Osmanlı dönemin­de saray dışında güreş müsabakaları da­ha çok panayırlarda, bayram ve düğün şenliklerinde yapılır, son zamanlarda ise genellikle bir hayır kurumu yararına bu işi meslek edinmiş organizatörler tara­fından düzenlenirdi. Panayır güreşleri­nin en önemlisi, günümüzde Yunanis­tan sınırları içinde kalan Kırkpınar’da yapılırdı. Halen her yıl temmuz ayının ilk yarısında Edirne’nin Sarayiçi mevkiinde aynı adla düzenlenen güreşler eski ge­leneği devam ettirmektedir. Tarihi Or­han Bey zamanına kadar giden Kırkpı­nar güreşleri, rivayete göre Şehzade Sü­leyman Paşa ile (ö. 1357) Rumeli’ye ge­çen kırk gazi yiğidin o civarda güreşmesiyle başlamıştır. Kırkpınar güreşlerinin en önemli özelliği, “Kırkpınar ağası” de­nilen bir organizatör tarafından düzen­lenmesidir. Güreşlerin yapıldığı son gün meydancılardan biri tarafından kucakta seyircilerin önünde dolaştırılan kuzuya en yüksek fiyatı veren kişi ertesi yılın Kırkpınar ağası olur. Ağa mart başından itibaren güreşçilere, konuklara ve seyir­cilere çağrılarda bulunur. İlk iki gün ge­nellikle küçük boyların pehlivanları, son gün ise büyük orta, baş altı ve baş peh­livanlar güreşirler. Kırkpınar güreşleri yağlı güreş tarzında ve bu türün kural­larına uygun olarak kıran kırana yapılır. Galip gelen başpehlivana altın kemer verilir ve üç yıl üstüste başpehlivanlığı elinde tutan kişi üçüncü yılın sonunda altın kemerin temelli sahibi olur. Bu gü­reşlerin önemli görevlilerinden biri, bü­tün güreşçileri özelliklerini söyleyerek yüksek sesle tanıtan ve dua yapan caz­gırdır. Cazgırlar genellikle eski pehlivan­lar arasından çıkar.

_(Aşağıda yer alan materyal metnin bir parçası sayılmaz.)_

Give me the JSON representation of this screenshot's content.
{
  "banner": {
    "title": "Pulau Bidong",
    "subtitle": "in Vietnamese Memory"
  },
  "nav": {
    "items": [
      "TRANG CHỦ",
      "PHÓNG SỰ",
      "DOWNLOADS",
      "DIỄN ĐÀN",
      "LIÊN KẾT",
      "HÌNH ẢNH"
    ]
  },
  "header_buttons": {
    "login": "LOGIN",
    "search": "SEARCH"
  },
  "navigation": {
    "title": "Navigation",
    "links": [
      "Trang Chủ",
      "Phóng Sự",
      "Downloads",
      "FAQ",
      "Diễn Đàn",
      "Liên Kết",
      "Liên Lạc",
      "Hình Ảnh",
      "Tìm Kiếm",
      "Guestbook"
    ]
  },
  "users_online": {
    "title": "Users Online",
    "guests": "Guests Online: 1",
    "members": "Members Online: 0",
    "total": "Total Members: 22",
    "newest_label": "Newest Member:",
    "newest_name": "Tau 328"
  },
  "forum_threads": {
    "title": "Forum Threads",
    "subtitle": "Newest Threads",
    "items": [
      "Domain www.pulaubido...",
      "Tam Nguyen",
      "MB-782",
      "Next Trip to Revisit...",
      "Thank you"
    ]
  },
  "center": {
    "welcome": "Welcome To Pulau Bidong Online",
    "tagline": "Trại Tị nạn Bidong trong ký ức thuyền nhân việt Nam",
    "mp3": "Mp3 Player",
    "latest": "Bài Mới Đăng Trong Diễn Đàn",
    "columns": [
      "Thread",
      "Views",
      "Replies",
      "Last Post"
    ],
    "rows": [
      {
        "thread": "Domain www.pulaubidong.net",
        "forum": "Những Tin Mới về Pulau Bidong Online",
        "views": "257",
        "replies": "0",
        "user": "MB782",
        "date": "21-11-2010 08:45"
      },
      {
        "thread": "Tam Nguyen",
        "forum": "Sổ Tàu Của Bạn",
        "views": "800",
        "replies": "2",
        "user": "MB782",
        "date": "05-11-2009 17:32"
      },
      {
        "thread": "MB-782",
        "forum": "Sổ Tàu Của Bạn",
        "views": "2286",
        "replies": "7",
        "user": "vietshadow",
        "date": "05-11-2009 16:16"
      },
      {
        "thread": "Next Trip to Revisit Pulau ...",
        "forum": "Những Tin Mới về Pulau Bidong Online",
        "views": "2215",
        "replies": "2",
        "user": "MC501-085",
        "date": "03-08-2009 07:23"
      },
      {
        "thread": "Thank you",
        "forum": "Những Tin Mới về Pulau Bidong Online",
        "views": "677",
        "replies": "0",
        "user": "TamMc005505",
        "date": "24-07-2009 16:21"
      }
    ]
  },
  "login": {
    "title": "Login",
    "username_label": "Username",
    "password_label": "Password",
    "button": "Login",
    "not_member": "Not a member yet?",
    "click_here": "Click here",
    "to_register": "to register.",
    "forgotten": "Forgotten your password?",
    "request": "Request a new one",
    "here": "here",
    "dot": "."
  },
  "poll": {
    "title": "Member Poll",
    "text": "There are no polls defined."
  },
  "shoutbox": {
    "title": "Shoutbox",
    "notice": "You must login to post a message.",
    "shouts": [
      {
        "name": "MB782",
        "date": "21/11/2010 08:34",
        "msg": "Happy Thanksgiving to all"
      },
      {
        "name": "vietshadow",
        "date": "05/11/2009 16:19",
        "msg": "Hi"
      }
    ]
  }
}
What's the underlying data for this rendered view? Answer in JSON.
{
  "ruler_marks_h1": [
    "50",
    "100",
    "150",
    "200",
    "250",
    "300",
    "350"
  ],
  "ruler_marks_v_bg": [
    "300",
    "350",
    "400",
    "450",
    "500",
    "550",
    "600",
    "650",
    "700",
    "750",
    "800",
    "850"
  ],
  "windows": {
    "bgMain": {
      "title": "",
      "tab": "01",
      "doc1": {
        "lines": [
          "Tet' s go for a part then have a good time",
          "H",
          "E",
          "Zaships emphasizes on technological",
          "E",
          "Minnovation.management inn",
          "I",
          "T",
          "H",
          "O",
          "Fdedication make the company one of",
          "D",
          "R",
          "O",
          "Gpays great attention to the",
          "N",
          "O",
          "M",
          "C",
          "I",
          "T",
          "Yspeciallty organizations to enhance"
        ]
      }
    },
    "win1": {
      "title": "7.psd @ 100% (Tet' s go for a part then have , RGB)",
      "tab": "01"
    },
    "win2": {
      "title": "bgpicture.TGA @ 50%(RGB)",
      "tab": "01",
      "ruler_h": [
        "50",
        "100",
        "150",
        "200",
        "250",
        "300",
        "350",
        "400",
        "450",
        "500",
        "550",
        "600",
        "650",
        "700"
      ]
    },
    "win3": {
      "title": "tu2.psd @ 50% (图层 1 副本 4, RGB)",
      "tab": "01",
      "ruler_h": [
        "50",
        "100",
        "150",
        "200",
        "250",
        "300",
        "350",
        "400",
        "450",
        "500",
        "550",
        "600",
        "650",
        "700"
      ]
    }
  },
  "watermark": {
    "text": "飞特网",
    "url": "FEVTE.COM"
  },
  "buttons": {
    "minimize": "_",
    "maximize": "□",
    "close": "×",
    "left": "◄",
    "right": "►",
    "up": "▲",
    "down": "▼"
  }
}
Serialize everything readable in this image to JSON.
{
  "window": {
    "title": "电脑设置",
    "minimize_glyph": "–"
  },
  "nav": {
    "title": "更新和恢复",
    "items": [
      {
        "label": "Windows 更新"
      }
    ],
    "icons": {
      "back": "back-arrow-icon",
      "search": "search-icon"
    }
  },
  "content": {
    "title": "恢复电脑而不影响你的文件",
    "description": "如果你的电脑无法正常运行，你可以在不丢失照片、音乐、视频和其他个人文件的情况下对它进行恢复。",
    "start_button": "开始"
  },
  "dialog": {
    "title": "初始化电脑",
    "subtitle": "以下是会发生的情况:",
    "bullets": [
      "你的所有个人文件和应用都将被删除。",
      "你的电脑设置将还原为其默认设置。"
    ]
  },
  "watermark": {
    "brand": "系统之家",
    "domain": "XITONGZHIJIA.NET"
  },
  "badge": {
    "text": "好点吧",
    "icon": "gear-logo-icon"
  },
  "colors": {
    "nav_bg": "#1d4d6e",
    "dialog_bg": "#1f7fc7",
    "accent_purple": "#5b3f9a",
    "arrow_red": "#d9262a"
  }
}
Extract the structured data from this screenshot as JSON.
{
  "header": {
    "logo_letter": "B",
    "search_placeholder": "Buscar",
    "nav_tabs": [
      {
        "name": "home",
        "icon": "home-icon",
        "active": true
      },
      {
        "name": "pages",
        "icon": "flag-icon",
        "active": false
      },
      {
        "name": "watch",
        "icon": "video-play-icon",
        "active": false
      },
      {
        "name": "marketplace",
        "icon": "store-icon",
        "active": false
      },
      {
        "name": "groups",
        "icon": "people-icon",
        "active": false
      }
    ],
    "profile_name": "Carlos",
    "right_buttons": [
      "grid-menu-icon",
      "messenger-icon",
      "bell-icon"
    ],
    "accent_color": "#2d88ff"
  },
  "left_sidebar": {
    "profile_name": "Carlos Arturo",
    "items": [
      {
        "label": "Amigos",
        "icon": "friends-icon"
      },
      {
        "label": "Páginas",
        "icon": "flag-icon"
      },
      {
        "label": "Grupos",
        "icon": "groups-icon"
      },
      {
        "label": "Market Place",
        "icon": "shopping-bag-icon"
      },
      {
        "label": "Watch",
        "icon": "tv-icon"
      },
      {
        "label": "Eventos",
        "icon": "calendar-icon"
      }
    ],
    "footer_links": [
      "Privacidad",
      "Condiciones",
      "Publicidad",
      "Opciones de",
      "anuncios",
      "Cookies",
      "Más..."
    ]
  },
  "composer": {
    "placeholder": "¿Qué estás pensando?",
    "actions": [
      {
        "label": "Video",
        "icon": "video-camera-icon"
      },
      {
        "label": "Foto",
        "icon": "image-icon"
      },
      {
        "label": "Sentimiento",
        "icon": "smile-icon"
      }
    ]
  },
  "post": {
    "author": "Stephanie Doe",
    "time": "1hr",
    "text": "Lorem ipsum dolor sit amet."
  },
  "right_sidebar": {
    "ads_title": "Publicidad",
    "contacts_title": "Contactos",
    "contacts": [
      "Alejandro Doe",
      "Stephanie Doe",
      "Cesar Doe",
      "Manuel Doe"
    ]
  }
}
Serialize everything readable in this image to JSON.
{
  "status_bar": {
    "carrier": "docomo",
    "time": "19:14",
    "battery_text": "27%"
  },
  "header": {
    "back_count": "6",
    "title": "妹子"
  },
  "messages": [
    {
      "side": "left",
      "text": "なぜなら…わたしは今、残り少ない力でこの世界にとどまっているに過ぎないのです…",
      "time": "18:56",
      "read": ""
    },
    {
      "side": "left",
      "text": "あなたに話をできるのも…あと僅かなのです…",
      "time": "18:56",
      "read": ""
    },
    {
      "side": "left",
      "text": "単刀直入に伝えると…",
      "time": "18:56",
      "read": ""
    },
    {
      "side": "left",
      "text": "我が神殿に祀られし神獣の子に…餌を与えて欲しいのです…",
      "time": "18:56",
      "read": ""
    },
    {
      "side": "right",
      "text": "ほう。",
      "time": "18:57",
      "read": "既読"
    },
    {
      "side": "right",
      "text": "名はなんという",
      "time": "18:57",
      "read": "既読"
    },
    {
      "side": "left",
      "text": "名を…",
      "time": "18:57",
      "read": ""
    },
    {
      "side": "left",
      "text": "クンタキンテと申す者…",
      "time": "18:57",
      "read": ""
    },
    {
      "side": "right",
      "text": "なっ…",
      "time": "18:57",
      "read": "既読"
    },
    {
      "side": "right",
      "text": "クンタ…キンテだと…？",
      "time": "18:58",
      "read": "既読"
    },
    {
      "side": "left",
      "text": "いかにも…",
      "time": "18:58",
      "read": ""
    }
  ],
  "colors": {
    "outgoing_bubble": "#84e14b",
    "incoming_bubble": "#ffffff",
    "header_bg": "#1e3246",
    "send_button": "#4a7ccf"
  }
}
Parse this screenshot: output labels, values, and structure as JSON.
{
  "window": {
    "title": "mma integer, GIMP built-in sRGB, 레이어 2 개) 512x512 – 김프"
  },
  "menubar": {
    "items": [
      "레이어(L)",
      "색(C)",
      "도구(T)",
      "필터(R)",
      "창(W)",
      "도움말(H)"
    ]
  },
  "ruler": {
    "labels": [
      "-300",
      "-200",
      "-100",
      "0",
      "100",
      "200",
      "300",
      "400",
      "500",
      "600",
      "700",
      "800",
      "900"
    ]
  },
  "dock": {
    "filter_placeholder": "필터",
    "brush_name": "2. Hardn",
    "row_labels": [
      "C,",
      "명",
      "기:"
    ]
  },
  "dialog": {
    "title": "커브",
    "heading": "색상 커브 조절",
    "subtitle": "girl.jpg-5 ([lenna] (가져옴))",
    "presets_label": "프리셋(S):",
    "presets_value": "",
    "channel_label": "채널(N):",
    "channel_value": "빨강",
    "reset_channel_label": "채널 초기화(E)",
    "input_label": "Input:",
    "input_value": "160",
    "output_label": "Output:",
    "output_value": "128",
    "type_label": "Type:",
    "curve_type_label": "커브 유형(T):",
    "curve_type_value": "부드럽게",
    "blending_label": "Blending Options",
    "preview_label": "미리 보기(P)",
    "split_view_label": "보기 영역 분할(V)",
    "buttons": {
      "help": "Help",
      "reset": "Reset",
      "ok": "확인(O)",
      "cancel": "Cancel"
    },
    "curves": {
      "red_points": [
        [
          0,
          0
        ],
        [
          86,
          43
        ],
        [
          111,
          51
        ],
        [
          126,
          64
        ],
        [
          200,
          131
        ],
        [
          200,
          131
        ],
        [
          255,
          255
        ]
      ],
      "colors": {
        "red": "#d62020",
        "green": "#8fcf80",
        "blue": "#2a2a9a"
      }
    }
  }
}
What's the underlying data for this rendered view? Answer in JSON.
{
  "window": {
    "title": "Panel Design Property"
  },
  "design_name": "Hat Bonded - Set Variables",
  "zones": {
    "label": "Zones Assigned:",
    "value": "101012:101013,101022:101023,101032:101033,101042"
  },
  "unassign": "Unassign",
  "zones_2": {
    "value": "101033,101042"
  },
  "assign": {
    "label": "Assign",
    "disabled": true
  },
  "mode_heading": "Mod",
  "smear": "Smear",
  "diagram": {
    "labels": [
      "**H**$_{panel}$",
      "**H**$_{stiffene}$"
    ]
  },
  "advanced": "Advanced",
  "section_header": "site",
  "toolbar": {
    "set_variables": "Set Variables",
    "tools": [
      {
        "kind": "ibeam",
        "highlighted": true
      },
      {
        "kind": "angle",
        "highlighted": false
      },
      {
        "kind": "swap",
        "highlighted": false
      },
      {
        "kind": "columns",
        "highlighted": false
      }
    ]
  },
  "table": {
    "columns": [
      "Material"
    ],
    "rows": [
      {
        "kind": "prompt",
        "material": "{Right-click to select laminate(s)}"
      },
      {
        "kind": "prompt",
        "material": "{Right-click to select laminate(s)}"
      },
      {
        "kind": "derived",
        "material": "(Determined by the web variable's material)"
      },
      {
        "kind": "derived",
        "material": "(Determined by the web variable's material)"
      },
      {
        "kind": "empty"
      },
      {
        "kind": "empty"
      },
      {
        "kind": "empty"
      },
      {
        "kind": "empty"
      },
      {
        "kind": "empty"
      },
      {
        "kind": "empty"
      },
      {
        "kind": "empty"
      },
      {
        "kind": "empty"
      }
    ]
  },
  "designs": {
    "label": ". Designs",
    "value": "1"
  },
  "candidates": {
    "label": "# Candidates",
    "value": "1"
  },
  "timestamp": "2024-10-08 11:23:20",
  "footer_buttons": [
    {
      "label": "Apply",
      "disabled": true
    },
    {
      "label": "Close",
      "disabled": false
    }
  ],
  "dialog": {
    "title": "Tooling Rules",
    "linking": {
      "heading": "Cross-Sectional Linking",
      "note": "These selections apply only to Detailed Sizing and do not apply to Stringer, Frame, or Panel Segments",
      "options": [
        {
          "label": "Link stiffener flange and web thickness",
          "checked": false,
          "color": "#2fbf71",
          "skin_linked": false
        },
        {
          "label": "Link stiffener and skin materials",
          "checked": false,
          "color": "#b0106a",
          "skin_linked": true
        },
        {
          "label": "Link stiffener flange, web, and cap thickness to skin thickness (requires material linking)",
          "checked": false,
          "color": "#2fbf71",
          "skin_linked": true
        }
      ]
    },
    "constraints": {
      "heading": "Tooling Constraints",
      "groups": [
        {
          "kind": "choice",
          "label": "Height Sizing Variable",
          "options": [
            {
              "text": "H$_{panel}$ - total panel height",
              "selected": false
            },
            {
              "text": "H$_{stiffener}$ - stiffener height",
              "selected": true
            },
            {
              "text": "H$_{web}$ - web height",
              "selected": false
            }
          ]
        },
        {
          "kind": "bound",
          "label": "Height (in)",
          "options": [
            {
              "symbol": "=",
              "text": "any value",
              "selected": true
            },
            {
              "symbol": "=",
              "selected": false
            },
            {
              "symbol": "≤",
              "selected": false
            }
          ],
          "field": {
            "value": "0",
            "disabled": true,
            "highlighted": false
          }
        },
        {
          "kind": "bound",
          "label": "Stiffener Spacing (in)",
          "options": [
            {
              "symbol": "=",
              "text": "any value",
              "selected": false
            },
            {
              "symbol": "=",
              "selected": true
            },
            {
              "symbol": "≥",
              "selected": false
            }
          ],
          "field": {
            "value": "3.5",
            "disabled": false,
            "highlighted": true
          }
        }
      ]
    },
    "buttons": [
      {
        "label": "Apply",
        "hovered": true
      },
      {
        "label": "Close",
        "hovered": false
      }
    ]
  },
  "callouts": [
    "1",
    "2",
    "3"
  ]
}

Bu dualardan şah­sa özel olmayanlarından biri şöyledir: “Hoş geldiniz, safa geldiniz erler mey­danına / Şeref verdiniz zümrüt Kırkpınar’a / Besmele ile kispetleri çektiniz ince bele / Okudunuz üflediniz hazret-i pîre / Söğüt dalından odun olmaz / Mos­kof kızından kadın olmaz / Her ananın doğurduğundan pehlivan olmaz / Hey hey / Allah Allah illallah / Hayırlar gele inşallah / Pirimiz Hamza Pehlivan / As­lımız neslimiz pehlivan / İki yiğit çıkmış meydâne / Biri birinden merdâne / Biri here, biri kare / İkisinin de zoru pare / Alta geldim diye yerinme / Üste çıktım diye sevinme / Alta gelirsen apış / Üs­te çıkarsan yapış / Vur sarmayı künde-den at / Gönder Muhammed’e salâvat / Seğirttim gittim pınara / Allah ikinizin de işini onara!”

Kırkpınar başpehlivanlığını en fazla elinde tutan güreşçi, “Gaddar” lakabıy­la da anılan Kel Aliço olmuştur.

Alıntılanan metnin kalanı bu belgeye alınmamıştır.